Потом ему показали Землю. Сотни живых картинок раскинулось веером, и он одним взглядом охватил их и запомнил.
Он видел, как из глубин Северного моря поднялся белый кит и принял на спину огромного золотого орла. Фантастический этот тандем уходил к теплым струям Гольфстрима, и тень распахнутых орлиных крыльев скользила по океану, оглаживая тела голубых айсбергов.
Он видел, как на Тибете гулко сошла лавина. На склоне горы, над древним буддийским монастырем обнажилось плато. Туда, одним прыжком преодолев континент, с кошачьей грацией впрыгнул восставший от многовекового сна Сфинкс. Он осмотрелся и прижмурился довольный: по горной тропе к нему поднимался Далай-Лама. Оживший миф намолчался за века. Ему не терпелось взяться за прежнее ремесло: одаривать мудрейших еще большей мудростью, загадывая загадки ценою в жизнь.
Он видел, как заяц, анаконда и агатовая пантера, поднимая снопы радужных брызг, играли в мяч на отмелях Миссисипи.
Он видел, как наливаются соком плоды в апельсиновых рощах Андалузии и распускается сакура на склонах Фудзиямы.
Он видел, как на Синай взошли три отрока в белых одеждах и соорудили из звезды Давида, Распятия и Полумесяца единый, столь гармоничный символ, что оставалось лишь подивиться, как люди не додумались до этого прежде.
Много, много чудного дарилось тот миг цыгану...
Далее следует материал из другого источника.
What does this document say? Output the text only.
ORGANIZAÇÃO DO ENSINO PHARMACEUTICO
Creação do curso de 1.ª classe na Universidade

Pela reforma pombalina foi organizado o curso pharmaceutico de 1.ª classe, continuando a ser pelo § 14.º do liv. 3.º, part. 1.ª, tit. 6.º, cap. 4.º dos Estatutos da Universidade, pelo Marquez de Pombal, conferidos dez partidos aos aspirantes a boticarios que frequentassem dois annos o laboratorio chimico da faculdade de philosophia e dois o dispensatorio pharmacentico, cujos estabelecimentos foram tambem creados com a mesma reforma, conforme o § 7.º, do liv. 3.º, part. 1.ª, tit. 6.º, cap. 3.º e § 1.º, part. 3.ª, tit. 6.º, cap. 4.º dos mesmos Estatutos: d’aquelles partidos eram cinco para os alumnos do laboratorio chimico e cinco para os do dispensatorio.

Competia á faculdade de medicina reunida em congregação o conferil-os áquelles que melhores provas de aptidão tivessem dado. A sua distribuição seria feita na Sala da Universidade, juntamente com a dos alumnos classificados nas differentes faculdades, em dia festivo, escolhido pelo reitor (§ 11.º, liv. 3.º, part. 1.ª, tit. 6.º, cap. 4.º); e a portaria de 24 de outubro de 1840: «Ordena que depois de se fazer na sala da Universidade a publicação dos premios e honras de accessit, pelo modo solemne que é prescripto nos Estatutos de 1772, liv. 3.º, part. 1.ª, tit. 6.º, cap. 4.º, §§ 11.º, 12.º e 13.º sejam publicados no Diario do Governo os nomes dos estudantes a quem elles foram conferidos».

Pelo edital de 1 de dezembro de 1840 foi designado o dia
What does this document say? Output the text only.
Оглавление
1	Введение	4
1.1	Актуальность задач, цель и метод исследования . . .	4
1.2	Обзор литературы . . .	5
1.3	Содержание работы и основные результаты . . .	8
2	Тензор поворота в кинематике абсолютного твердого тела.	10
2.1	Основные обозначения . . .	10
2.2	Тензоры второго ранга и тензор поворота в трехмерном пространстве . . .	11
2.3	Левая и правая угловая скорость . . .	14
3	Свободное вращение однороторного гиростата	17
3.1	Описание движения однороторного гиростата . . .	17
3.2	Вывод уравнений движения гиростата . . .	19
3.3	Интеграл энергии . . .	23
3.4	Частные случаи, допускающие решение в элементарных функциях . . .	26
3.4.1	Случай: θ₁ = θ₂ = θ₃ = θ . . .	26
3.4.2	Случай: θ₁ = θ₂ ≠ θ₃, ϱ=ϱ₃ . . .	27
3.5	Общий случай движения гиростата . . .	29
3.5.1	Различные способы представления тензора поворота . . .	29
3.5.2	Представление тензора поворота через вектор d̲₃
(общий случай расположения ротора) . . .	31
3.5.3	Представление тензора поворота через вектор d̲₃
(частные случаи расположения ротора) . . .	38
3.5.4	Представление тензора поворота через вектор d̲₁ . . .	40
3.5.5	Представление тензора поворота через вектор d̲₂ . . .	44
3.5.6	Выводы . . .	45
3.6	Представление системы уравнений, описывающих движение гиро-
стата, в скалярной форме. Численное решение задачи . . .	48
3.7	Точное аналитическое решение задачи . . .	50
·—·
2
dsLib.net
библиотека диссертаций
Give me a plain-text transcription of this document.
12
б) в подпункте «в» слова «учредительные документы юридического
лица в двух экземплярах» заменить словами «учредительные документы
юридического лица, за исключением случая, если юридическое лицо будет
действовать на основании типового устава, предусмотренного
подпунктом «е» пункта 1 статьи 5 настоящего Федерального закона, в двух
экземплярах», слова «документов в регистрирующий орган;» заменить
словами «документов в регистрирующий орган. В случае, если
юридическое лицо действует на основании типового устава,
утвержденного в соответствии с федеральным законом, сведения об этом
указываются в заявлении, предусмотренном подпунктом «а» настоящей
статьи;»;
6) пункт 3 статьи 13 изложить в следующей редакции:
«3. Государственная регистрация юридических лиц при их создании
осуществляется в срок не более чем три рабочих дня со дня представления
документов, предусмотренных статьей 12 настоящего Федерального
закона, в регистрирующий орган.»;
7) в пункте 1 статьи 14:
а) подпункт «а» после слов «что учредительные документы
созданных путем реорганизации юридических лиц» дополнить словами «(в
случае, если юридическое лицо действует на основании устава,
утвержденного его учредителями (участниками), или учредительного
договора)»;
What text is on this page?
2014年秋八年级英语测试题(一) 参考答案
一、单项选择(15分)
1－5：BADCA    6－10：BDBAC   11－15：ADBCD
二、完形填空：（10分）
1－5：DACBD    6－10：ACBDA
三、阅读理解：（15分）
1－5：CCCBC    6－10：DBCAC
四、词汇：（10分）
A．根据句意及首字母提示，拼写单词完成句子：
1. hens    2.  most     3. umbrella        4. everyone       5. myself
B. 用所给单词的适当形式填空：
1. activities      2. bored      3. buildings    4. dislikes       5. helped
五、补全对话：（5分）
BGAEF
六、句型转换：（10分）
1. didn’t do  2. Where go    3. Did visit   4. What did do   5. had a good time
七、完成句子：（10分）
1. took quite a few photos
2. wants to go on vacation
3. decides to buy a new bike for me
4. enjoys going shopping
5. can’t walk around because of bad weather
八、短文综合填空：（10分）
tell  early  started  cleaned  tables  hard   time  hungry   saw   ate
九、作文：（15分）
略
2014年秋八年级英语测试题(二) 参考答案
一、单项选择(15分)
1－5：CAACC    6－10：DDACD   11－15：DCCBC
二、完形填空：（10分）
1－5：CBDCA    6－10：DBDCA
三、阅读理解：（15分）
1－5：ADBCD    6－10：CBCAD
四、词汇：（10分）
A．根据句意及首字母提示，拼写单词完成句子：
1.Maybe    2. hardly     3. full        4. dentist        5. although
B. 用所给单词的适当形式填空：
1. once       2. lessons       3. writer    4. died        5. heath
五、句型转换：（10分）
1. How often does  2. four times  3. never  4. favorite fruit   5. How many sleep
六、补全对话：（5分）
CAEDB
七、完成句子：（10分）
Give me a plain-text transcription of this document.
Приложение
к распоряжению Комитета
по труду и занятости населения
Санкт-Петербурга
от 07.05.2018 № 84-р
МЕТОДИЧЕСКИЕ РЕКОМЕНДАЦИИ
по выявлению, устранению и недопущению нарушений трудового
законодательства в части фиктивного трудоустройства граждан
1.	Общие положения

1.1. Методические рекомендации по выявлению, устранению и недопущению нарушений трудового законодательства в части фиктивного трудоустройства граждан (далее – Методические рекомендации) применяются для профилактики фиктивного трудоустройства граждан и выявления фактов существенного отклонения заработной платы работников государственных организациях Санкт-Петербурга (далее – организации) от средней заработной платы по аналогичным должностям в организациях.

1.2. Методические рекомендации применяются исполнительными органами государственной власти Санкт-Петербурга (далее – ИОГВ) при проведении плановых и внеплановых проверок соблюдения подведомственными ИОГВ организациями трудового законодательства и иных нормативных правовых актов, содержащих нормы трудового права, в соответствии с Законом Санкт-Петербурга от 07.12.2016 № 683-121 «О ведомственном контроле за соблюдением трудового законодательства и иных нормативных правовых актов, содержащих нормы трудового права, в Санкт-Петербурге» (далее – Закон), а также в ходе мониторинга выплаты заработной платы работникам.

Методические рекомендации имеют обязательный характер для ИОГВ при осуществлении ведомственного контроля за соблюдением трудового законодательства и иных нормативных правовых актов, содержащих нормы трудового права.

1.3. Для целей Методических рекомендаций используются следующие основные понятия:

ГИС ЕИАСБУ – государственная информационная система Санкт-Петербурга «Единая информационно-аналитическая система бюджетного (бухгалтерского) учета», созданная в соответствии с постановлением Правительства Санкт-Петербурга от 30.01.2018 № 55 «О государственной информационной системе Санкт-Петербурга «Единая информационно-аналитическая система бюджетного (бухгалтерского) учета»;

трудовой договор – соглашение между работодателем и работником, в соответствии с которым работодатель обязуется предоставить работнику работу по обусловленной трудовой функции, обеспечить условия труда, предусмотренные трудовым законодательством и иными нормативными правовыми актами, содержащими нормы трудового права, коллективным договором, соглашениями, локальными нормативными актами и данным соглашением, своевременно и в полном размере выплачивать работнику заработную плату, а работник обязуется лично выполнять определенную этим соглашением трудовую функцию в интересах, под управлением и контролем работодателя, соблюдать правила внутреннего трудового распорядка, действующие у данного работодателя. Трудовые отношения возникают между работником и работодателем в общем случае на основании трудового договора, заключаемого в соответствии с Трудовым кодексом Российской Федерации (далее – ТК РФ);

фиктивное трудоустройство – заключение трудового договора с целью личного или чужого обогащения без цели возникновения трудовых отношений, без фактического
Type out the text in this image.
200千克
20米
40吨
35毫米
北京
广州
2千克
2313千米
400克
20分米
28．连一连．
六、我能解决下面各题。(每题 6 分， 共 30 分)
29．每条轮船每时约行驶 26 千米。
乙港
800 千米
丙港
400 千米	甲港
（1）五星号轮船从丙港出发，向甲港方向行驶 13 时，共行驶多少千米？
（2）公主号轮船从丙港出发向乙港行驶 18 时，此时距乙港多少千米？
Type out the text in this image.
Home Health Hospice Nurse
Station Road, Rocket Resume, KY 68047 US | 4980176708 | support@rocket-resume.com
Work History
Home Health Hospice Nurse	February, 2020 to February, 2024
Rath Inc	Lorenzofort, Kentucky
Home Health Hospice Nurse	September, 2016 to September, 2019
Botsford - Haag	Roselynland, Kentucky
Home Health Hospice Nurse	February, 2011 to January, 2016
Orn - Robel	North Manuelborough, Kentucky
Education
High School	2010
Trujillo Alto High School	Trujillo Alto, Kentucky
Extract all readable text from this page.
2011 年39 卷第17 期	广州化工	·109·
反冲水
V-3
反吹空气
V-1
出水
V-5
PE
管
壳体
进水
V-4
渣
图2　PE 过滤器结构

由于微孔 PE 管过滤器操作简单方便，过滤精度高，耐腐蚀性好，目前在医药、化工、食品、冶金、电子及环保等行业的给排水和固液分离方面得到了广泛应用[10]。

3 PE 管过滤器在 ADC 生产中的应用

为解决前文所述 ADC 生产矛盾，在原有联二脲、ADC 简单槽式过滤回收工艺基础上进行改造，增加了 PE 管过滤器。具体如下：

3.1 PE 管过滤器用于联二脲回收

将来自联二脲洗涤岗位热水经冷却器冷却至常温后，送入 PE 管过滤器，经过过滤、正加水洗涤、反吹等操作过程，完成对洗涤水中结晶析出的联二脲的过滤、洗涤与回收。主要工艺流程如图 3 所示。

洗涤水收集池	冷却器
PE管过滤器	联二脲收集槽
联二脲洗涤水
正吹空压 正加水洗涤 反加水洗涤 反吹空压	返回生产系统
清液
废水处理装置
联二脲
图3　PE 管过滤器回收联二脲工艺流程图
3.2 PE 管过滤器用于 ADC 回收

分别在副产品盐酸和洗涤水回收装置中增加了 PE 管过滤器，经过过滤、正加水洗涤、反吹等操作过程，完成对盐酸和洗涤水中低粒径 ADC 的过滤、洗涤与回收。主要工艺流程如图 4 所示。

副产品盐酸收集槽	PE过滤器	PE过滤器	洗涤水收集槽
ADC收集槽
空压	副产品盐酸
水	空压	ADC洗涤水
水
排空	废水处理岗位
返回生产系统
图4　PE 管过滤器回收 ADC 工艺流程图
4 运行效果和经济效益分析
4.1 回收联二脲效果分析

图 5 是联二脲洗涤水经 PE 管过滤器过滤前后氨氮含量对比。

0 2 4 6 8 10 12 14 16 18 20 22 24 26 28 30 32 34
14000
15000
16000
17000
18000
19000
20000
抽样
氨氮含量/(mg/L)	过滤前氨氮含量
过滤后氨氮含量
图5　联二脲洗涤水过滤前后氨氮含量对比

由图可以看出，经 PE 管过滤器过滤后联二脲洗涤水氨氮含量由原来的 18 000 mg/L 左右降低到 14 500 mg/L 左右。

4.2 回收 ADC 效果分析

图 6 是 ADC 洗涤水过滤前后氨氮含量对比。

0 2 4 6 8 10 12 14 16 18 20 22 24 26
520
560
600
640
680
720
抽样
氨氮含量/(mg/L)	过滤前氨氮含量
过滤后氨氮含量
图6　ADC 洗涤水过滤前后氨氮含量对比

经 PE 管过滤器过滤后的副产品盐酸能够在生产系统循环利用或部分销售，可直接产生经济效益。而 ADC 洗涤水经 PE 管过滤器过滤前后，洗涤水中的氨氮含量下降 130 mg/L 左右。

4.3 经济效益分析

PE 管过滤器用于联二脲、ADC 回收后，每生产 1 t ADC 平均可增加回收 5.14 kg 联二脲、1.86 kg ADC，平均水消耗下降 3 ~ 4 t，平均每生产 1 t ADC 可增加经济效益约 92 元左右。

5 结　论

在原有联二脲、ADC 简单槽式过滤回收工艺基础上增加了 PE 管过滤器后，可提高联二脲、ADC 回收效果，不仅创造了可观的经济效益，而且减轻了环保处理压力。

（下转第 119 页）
И еще он видел караван. Медленно шествовал он по ночной пустыне; печально позвякивала упряжь верблюдов; покачиваясь в сёдлах, дремали бедуины; а в черном абиссинском небе зажглась неведомая ранее звезда. "Иман", - призывным шепотом открыла она свое имя, открыла единственно ему, и когда Гигорий услышал ответное "алло", душа Степана Ермолаевича устремилась к поманившей её звезде.
***
К ночи, когда улеглась первая, самая страшная волна горя, Григорий и Ромка вышли из родительской спальни.
- Встанешь в четыре утра, - велел Григорий. - В пять приедет Янош за товаром, нужен будешь.
- Так спалили же всё.
- Дурень ты, Ромка. Двадцать пять лет на свете прожил, а ума, что у курицы. Я еще третьего дня муляжей наготовил, как чувствовал. Крахмал мы жгли, парень.
Ромка длинно посмотрел на брата, повернулся и пошел прочь.